Die Wirtschaftsweisen sprechen sich zudem für eine umfassende Reform der gesetzlichen Rentenversicherung aus. Sie empfehlen ein Bündel von Instrumenten – darunter eine aktienbasierte Vorsorge. Diese solle transparenter, weiter verbreitet und renditestärker sein als die bisherige Riester-Rente. Der Ausbau der kapitalgedeckten Altersvorsorge könne zudem die Finanzierungsmöglichkeiten über den Kapitalmarkt hierzulande beflügeln, sind die Wirtschaftsweisen überzeugt. Ein öffentlich verwalteter Altersvorsorgefonds als zusätzlicher Baustein würde zudem mehr Bürgern eine attraktive Anlagemöglichkeit am Kapitalmarkt bieten.
Längere Lebensarbeitszeit
Kernelemente der Vorschläge zur Rentenreform sind die die Kopplung des Renteneintrittsalters an die Lebenserwartung – kombiniert mit der ergänzenden Kapitaldeckung. Zwischen den Generationen könne auch umverteilt werden, um die Lasten für die Jüngeren zu mildern. "Keine einzelne Reformoption reicht aus, um die Finanzierungsprobleme der GRV zu lösen", erklärte Martin Werding, Mitglied des Sachverständigenrats und Experte für Altersvorsorge. "Durch eine Bündelung von verschiedenen Einzelmaßnahmen lassen sich ihre Stärken kombinieren und soziale Härten vermeiden.“ Der Aufbau der kapitalgedeckten Altersvorsorge entfalte seine volle Wirkung allerdings erst langfristig.

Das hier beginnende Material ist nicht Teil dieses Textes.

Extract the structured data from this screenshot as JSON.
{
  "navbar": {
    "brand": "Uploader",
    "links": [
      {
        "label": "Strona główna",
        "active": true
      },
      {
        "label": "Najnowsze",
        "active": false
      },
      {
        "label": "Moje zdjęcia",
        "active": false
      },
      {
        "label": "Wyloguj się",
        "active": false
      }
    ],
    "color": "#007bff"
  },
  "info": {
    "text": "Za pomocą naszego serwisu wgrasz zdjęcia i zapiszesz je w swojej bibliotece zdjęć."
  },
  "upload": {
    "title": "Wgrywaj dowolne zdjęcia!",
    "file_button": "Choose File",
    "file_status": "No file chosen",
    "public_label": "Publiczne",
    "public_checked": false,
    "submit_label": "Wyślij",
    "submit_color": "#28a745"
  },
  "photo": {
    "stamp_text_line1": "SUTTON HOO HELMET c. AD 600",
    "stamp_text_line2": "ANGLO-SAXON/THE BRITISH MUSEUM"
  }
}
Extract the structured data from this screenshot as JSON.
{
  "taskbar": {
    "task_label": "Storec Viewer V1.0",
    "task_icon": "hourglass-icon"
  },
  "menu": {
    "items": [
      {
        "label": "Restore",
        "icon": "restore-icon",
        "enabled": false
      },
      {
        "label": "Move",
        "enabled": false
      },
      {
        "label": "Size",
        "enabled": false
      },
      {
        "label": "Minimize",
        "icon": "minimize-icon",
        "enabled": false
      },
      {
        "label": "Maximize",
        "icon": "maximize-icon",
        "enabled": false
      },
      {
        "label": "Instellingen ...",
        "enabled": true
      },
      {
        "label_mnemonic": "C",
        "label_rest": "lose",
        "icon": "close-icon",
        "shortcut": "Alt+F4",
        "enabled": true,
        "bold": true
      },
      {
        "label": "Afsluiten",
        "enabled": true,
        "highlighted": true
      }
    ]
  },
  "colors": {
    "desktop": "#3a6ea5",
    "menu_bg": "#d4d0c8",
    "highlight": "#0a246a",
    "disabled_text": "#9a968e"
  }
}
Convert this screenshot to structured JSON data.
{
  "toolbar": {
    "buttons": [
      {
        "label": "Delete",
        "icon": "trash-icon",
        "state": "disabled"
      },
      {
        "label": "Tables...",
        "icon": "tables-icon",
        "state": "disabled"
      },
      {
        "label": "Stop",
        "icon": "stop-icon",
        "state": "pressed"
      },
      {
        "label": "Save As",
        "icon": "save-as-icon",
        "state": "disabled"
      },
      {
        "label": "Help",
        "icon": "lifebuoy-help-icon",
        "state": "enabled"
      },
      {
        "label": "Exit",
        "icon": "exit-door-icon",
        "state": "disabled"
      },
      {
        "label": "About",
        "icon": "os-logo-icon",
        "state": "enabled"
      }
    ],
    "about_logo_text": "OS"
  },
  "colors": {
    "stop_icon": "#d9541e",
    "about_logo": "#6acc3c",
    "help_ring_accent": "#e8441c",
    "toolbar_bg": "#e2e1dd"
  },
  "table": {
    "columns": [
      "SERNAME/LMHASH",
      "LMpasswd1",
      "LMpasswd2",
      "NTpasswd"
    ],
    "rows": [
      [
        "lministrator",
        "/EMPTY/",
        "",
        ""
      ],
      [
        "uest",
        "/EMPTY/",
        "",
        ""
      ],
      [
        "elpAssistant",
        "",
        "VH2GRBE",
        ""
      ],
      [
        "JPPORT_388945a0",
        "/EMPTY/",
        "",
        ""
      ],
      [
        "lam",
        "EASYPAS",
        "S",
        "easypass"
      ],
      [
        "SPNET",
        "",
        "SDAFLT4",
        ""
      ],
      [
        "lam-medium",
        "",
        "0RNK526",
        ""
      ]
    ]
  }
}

Der Sachverständigenrat verspricht sich von der Bündelung der Maßnahmen mehr gesellschaftliche Akzeptanz. Einzelne Eingriffe müssten nicht so stark ausfallen. Hintergrund der Vorschläge ist die absehbare Belastung der gesetzlichen Versorgung. Mit dem Renteneintritt der Babyboomer in den kommenden Jahren droht ein sinkendes Sicherungsniveau bei stark steigenden Beitragssätzen.
Die Wirtschaftsweisen Veronika Grimm, Achim Truger, Monika Schnitzer (Vorsitzende), Martin Werding und Ulrike Malmendier präsentieren ihr Jahresgutachten 2023/24.